Re: Question on partitioning

От
Laurenz Albe
Дата:
On Tue, 2024-02-06 at 00:26 +0530, veem v wrote:
> On Mon, 5 Feb 2024 at 17:52, Laurenz Albe <laurenz.albe@cybertec.at> wrote:
> > On Mon, 2024-02-05 at 03:09 +0530, veem v wrote:
> > > In postgresql, Is it possible to partition an existing nonpartitioned table having data
> > > already residing in it and indexes and constraints defined in it, without the need of
> > > manually moving the data around, to make it faster?
> >
> > There is no way to do that.
>
> Which means for any such operation we need to create a new partition table with that
> structure and load that with the data from the existing partition table.

You could use logical replication to keep the downtime short.

> Additionally I see a lot of other restrictions like 
> 1)When creating indexes on the partition table "concurrently" keywords are not allowed.

That is no problem.
You create the index on ONLY the partitioned table,
then you create indexes CONCURRENTLY on the partitions,
then you attach these indexes as partitions to the index you created in the beginning.
As soon as the last index is attached, the index on the partitioned table becomes valid.

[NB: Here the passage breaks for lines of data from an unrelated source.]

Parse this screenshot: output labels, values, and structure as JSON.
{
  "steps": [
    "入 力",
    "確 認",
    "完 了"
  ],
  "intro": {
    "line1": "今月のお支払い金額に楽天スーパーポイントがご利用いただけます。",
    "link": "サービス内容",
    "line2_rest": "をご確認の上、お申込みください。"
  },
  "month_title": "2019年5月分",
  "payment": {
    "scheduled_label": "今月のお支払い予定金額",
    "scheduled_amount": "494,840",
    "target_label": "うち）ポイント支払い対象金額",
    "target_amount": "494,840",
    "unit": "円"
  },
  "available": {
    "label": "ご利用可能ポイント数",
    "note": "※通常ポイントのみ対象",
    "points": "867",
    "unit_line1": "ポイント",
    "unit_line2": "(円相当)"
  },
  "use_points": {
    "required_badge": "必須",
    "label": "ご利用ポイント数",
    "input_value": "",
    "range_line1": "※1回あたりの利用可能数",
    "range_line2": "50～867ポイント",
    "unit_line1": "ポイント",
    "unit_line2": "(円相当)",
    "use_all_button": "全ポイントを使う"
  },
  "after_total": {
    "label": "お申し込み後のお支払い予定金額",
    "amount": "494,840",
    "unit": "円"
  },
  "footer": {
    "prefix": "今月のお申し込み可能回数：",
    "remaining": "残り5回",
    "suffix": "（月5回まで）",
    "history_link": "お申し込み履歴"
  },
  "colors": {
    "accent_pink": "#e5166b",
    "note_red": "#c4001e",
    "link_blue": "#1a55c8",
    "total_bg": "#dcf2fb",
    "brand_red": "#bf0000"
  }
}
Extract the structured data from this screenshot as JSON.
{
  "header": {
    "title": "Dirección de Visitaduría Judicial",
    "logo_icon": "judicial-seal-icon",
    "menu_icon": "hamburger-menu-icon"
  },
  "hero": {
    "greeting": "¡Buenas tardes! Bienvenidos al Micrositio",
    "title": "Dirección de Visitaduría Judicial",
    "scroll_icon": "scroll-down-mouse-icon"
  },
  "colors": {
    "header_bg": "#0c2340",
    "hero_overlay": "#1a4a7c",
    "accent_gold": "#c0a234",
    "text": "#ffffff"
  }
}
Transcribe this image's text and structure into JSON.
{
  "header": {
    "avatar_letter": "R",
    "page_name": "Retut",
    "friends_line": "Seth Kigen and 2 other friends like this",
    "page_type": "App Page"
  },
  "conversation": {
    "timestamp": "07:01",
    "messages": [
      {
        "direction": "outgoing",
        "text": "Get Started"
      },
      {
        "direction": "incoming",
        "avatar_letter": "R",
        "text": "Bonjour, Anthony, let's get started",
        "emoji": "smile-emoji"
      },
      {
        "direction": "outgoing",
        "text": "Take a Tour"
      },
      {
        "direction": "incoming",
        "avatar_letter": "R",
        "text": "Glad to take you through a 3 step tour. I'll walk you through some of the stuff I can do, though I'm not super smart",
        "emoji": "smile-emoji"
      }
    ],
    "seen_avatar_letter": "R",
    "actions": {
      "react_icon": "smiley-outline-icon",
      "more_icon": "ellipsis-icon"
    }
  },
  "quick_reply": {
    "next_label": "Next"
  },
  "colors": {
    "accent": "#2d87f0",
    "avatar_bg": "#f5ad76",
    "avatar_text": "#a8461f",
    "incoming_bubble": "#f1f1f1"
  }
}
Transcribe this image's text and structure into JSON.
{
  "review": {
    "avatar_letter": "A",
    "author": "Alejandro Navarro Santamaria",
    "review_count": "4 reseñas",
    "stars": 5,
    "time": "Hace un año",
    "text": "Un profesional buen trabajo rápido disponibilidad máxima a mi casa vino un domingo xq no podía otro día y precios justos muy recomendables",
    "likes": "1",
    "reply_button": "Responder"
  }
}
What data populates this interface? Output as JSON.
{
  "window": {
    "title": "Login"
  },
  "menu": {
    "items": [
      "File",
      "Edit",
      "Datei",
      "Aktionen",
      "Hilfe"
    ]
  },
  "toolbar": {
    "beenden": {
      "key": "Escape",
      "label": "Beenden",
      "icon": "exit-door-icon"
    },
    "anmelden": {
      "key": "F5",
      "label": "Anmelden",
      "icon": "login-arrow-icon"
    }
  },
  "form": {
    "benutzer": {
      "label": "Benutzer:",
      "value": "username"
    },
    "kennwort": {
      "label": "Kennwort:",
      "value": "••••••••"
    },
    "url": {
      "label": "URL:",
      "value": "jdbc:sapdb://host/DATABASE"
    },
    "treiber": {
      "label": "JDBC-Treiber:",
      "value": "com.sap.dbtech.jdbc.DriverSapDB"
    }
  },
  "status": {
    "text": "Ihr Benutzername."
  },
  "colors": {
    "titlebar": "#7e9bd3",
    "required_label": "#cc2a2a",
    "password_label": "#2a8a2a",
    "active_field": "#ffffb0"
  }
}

> 2)While creating foreign key ,  it does not allow a "not valid" clause if the table
>   is partitioned.

Create the foreign key on the partitions; the effect is the same.

> 3) While creating indexes on this table or running any ALTER command, the SELECT
>    queries running from other processes run longer. Does it take any lock while
>    doing DDL on the base table in postgres?

I am not sure what the "base table" is.  Most DDL always locks the table in
ACCESS EXCLUSIVE mode; that is not specific to partitioned tables.

Yours,
Laurenz Albe



Re: Question on partitioning

От
veem v
Дата:
Thank you Laurenz. Got it.

So basically , you mean to say any DDL on a table won't allow the table to be read by other processes. I was under the assumption that it should allow the read queries to move ahead at least. I must be wrong here. Thanks for correcting me.

On Tue, 6 Feb 2024 at 15:46, Laurenz Albe <laurenz.albe@cybertec.at> wrote:
On Tue, 2024-02-06 at 00:26 +0530, veem v wrote:
> On Mon, 5 Feb 2024 at 17:52, Laurenz Albe <laurenz.albe@cybertec.at> wrote:
> > On Mon, 2024-02-05 at 03:09 +0530, veem v wrote:
> > > In postgresql, Is it possible to partition an existing nonpartitioned table having data
> > > already residing in it and indexes and constraints defined in it, without the need of
> > > manually moving the data around, to make it faster?
> >
> > There is no way to do that.
>
> Which means for any such operation we need to create a new partition table with that
> structure and load that with the data from the existing partition table.

You could use logical replication to keep the downtime short.

> Additionally I see a lot of other restrictions like 
> 1)When creating indexes on the partition table "concurrently" keywords are not allowed.

That is no problem.
You create the index on ONLY the partitioned table,
then you create indexes CONCURRENTLY on the partitions,
then you attach these indexes as partitions to the index you created in the beginning.
As soon as the last index is attached, the index on the partitioned table becomes valid.

> 2)While creating foreign key ,  it does not allow a "not valid" clause if the table
>   is partitioned.

Create the foreign key on the partitions; the effect is the same.

> 3) While creating indexes on this table or running any ALTER command, the SELECT
>    queries running from other processes run longer. Does it take any lock while
>    doing DDL on the base table in postgres?

I am not sure what the "base table" is.  Most DDL always locks the table in
ACCESS EXCLUSIVE mode; that is not specific to partitioned tables.

Yours,
Laurenz Albe

Re: Question on partitioning

От
Ron Johnson
Дата:
On Tue, Feb 6, 2024 at 2:40 PM veem v <veema0000@gmail.com> wrote:
Thank you Laurenz. Got it.

So basically , you mean to say any DDL on a table won't allow the table to be read by other processes. I was under the assumption that it should allow the read queries to move ahead at least. I must be wrong here. Thanks for correcting me.

That word "any" in "any DDL" is quite a big word.  It's certainly not going to allow reads while you're adding a Foreign Key.

And the whole purpose of adding the CONCURRENTLY key word to CREATE INDEX is because regular CREATE INDEX statements block everyone else.